Edwin L. Cox School of Business, Southern Methodist University, Dallas, Texas 75275-0333, USA
Department of Engineering Management, Information, and Systems, School of Engineering, Southern Methodist University, Dallas, Texas 75275-0123, USA
Department of Engineering Management, Information, and Systems, School of Engineering, Southern Methodist University, Dallas, Texas 75275-0123, USA
kalvenes{at}smu.edu
jlk{at}engr.smu.edu
olinick{at}engr.smu.edu

Designing a wideband code division multiple access (W–CDMA) network is a complicated task requiring the selection of sites for radio towers, analysis of customer demand, and assurance of service quality in terms of signal-to-interference ratio requirements. This investigation presents a net-revenue maximization model that can help a network planner with the selection of tower sites and the calculation of service capacity. The integer programming model takes as input a set of candidate tower locations with corresponding costs, a number of customer locations with corresponding demand for traffic, and the revenue potential for each unit of capacity allocated to each demand point. Based on these data, the model can be used to determine the selection of radio towers and the service capacity of the resulting radio network. The basic model is a large integer program and requires a special algorithm for practical solution.
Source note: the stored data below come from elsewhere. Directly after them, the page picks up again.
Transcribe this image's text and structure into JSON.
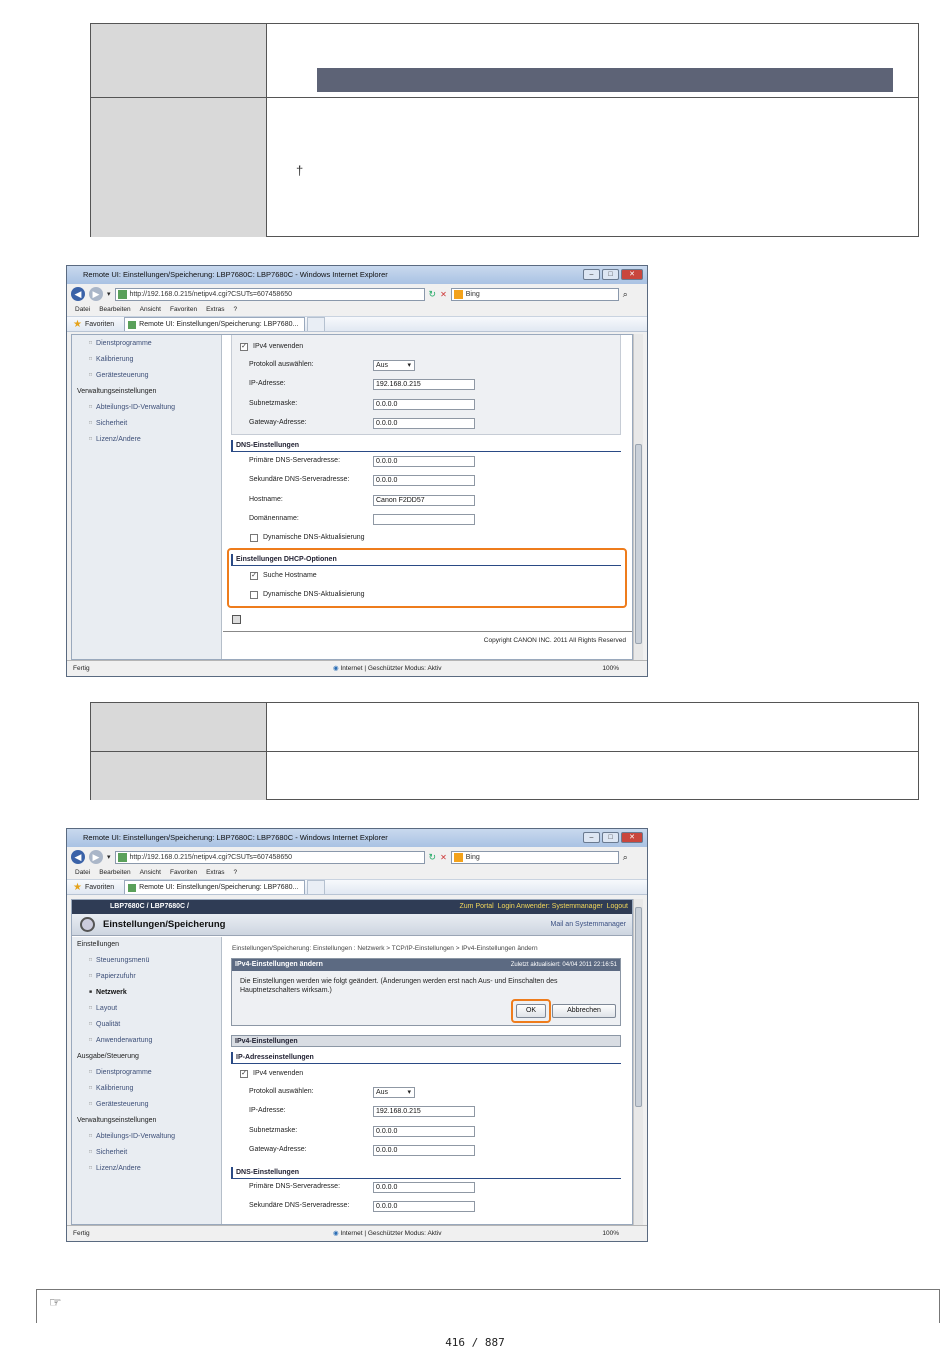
{
  "browser": {
    "title": "Remote UI: Einstellungen/Speicherung: LBP7680C: LBP7680C - Windows Internet Explorer",
    "url": "http://192.168.0.215/netipv4.cgi?CSUTs=607458650",
    "search_engine": "Bing",
    "menu": [
      "Datei",
      "Bearbeiten",
      "Ansicht",
      "Favoriten",
      "Extras",
      "?"
    ],
    "favorites_label": "Favoriten",
    "tab_label": "Remote UI: Einstellungen/Speicherung: LBP7680...",
    "status_left": "Fertig",
    "status_zone": "Internet | Geschützter Modus: Aktiv",
    "zoom": "100%",
    "win_min": "–",
    "win_max": "□",
    "win_close": "✕",
    "nav_back": "◀",
    "nav_fwd": "▶",
    "dropdown": "▾",
    "refresh_icon": "↻",
    "stop_icon": "✕",
    "search_icon": "⌕",
    "star_icon": "★",
    "globe_icon": "◉",
    "pin_glyph": "†",
    "hand_glyph": "☞"
  },
  "sidebar": {
    "einstellungen": "Einstellungen",
    "einstellungen_items": [
      "Steuerungsmenü",
      "Papierzufuhr",
      "Netzwerk",
      "Layout",
      "Qualität",
      "Anwenderwartung"
    ],
    "ausgabe": "Ausgabe/Steuerung",
    "ausgabe_items": [
      "Dienstprogramme",
      "Kalibrierung",
      "Gerätesteuerung"
    ],
    "verwaltung": "Verwaltungseinstellungen",
    "verwaltung_items": [
      "Abteilungs-ID-Verwaltung",
      "Sicherheit",
      "Lizenz/Andere"
    ]
  },
  "form": {
    "ipv4_section": "IPv4-Einstellungen",
    "ip_section": "IP-Adresseinstellungen",
    "ipv4_use": "IPv4 verwenden",
    "protokoll_label": "Protokoll auswählen:",
    "protokoll_value": "Aus",
    "ip_label": "IP-Adresse:",
    "ip_value": "192.168.0.215",
    "subnet_label": "Subnetzmaske:",
    "subnet_value": "0.0.0.0",
    "gateway_label": "Gateway-Adresse:",
    "gateway_value": "0.0.0.0",
    "dns_section": "DNS-Einstellungen",
    "dns1_label": "Primäre DNS-Serveradresse:",
    "dns1_value": "0.0.0.0",
    "dns2_label": "Sekundäre DNS-Serveradresse:",
    "dns2_value": "0.0.0.0",
    "host_label": "Hostname:",
    "host_value": "Canon F2DD57",
    "domain_label": "Domänenname:",
    "domain_value": "",
    "dyn_dns": "Dynamische DNS-Aktualisierung",
    "dhcp_section": "Einstellungen DHCP-Optionen",
    "search_host": "Suche Hostname",
    "dyn_dns2": "Dynamische DNS-Aktualisierung",
    "copyright": "Copyright CANON INC. 2011 All Rights Reserved",
    "check_mark": "✓"
  },
  "screen2": {
    "model": "LBP7680C / LBP7680C /",
    "portal": "Zum Portal",
    "login": "Login Anwender: Systemmanager",
    "logout": "Logout",
    "header_title": "Einstellungen/Speicherung",
    "mail": "Mail an Systemmanager",
    "breadcrumb": "Einstellungen/Speicherung: Einstellungen : Netzwerk > TCP/IP-Einstellungen > IPv4-Einstellungen ändern",
    "dialog_title": "IPv4-Einstellungen ändern",
    "dialog_updated": "Zuletzt aktualisiert: 04/04 2011 22:16:51",
    "dialog_text": "Die Einstellungen werden wie folgt geändert. (Änderungen werden erst nach Aus- und Einschalten des Hauptnetzschalters wirksam.)",
    "ok": "OK",
    "cancel": "Abbrechen"
  },
  "page_number": "416 / 887"
}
Our algorithm uses a priority branching scheme, an optimization-gap tolerance between 1% and 10%, and two sets of global valid inequalities that tighten the upper bounds obtained from the linear programming relaxation. The algorithm has been implemented in software for the AMPL/CPLEX system and an empirical investigation has been conducted. Using over 300 problem instances with up to 40 towers and 250 service locations, various combinations of algorithm settings have been evaluated. Using the recommended setting results in a design tool that generally runs in under 20 minutes on a 667 MHz AlphaStation.

Key words: communications; programming; integer; applications
History: received October 2002; revised November 2004; accepted December 2004.